Z czasem przestałem trenować, zaś moda na bieganie zaczęła być mi obojętna, pomimo tego, że sport ten stał się popularny jak nigdy dotąd. Mimo to, niekiedy podejmuję próby ponownego założenia biegówek i wykorzystania zalegających w szafie dresów. Dzisiaj jednak, po kilkuletniej przerwie w regularnych treningach, powrót na stare śmieci stanowi spore wyzwanie, nie tylko ze względu na całkowicie odmienny wizerunek biegania jako sportu, ale również kwestie czysto przyziemne. Kolejną próbę przyszło mi podjąć kilka dni po wystrzeleniu sylwestrowych fajerwerków.
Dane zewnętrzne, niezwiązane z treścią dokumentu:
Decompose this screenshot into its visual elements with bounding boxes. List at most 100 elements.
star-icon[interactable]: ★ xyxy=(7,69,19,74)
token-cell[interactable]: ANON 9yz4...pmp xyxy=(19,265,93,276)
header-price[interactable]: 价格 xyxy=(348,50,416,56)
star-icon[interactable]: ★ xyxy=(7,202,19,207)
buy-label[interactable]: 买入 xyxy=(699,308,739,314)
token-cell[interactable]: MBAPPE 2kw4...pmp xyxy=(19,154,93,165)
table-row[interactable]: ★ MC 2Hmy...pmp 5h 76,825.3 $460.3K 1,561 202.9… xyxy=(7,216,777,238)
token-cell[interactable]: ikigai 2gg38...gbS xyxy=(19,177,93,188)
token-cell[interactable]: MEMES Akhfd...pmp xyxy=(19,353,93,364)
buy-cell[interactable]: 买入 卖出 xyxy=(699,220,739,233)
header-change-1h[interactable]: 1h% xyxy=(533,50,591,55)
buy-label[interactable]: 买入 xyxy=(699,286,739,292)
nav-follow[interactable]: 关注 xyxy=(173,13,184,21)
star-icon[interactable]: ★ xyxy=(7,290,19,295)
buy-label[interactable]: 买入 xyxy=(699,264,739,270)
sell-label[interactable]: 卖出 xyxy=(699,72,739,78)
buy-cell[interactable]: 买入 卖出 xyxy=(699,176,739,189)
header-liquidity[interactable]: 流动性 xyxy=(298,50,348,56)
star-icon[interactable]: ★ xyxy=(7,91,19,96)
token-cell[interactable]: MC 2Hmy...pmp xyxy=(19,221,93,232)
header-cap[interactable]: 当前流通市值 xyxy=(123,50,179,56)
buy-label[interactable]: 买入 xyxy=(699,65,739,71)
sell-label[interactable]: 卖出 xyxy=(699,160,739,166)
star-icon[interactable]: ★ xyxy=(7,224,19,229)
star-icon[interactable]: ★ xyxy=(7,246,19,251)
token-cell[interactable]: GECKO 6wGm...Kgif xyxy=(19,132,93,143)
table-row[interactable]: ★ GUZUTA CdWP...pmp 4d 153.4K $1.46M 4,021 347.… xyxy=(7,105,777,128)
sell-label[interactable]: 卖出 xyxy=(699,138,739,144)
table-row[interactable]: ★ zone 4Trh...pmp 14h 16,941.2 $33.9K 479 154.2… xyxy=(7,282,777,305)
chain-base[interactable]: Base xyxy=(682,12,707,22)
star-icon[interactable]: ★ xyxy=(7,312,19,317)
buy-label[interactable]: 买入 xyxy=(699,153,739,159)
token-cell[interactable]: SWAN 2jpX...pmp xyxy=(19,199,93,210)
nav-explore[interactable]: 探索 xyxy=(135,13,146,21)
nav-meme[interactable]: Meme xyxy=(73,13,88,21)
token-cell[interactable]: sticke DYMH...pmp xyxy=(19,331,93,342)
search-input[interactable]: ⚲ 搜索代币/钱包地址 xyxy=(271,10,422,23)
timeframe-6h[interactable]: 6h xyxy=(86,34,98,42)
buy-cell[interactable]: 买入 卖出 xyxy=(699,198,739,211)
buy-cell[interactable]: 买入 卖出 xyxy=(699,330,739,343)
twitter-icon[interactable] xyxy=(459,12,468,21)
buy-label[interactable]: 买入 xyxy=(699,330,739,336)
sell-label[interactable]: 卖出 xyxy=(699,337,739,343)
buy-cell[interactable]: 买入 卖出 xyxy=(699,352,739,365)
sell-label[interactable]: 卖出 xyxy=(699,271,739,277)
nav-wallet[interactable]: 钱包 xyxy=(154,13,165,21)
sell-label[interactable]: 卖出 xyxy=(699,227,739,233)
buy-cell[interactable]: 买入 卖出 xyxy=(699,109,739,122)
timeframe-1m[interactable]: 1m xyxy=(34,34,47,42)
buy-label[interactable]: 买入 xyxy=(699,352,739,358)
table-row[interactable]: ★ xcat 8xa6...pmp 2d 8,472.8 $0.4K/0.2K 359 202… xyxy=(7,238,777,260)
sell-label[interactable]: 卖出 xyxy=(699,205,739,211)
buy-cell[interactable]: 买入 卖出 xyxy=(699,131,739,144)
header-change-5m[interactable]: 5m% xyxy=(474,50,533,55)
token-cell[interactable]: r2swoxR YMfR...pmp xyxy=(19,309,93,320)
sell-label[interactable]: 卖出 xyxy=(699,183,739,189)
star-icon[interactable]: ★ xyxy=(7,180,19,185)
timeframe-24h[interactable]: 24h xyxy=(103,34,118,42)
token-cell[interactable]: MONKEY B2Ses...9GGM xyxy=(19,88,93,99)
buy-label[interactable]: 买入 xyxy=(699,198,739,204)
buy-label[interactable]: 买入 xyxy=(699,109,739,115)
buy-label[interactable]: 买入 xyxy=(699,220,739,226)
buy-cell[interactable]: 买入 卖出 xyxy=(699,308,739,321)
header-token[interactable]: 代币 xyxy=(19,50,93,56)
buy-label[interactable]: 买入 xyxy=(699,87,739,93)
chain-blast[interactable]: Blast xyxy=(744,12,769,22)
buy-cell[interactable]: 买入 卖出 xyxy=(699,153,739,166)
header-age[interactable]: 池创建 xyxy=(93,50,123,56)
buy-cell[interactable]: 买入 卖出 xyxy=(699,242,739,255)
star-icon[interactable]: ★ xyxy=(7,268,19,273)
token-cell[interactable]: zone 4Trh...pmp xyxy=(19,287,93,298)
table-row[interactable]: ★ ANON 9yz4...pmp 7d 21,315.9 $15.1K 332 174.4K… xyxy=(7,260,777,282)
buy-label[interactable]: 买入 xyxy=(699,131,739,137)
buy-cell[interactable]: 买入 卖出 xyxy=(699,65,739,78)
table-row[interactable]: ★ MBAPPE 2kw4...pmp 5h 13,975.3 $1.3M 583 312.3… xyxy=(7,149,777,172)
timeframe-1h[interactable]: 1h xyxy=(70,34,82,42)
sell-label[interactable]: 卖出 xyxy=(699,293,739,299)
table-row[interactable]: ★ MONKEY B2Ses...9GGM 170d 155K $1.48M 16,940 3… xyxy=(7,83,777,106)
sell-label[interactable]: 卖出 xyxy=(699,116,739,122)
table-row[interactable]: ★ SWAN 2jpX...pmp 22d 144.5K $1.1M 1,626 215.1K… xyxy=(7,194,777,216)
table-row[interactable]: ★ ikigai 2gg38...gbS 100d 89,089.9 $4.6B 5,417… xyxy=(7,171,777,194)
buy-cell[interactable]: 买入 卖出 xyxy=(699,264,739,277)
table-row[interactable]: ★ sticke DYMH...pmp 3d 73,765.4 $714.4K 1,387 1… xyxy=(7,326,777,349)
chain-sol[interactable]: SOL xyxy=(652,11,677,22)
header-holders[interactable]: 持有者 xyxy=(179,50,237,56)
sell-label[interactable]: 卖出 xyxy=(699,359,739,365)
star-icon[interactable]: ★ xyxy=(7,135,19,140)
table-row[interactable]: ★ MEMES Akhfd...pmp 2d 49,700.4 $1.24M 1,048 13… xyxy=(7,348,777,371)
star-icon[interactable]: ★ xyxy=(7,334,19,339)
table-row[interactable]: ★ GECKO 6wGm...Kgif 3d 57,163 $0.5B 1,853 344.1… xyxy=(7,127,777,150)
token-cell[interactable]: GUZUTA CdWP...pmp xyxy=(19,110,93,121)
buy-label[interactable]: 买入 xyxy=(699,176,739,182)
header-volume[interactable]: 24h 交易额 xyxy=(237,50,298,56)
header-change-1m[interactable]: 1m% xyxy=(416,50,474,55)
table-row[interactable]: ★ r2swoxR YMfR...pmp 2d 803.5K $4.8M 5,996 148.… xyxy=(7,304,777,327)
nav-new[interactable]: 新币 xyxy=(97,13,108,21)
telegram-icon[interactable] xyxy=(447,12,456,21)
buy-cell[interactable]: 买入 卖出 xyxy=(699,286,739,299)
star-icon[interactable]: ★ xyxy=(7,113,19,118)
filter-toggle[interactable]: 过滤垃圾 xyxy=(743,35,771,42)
W początkach roku całe tabuny ludzi wcielają w życie tzw. postanowienia noworoczne, co wzbudza u mnie - może wyjdę na ignoranta, ale cóż - uśmiech o lekkim zabarwieniu szyderczym. W tym roku odkryłem jednak, że i mnie dotknęła ta plaga, bo po świąteczno-noworocznym leniuchowaniu uznałem, że w 2016 rok należy wejść z nieco większą dozą energii. Kilka dni zajęło mi zebranie się w sobie, aż przyszedł jeden z pierwszych wolnych dni w styczniu.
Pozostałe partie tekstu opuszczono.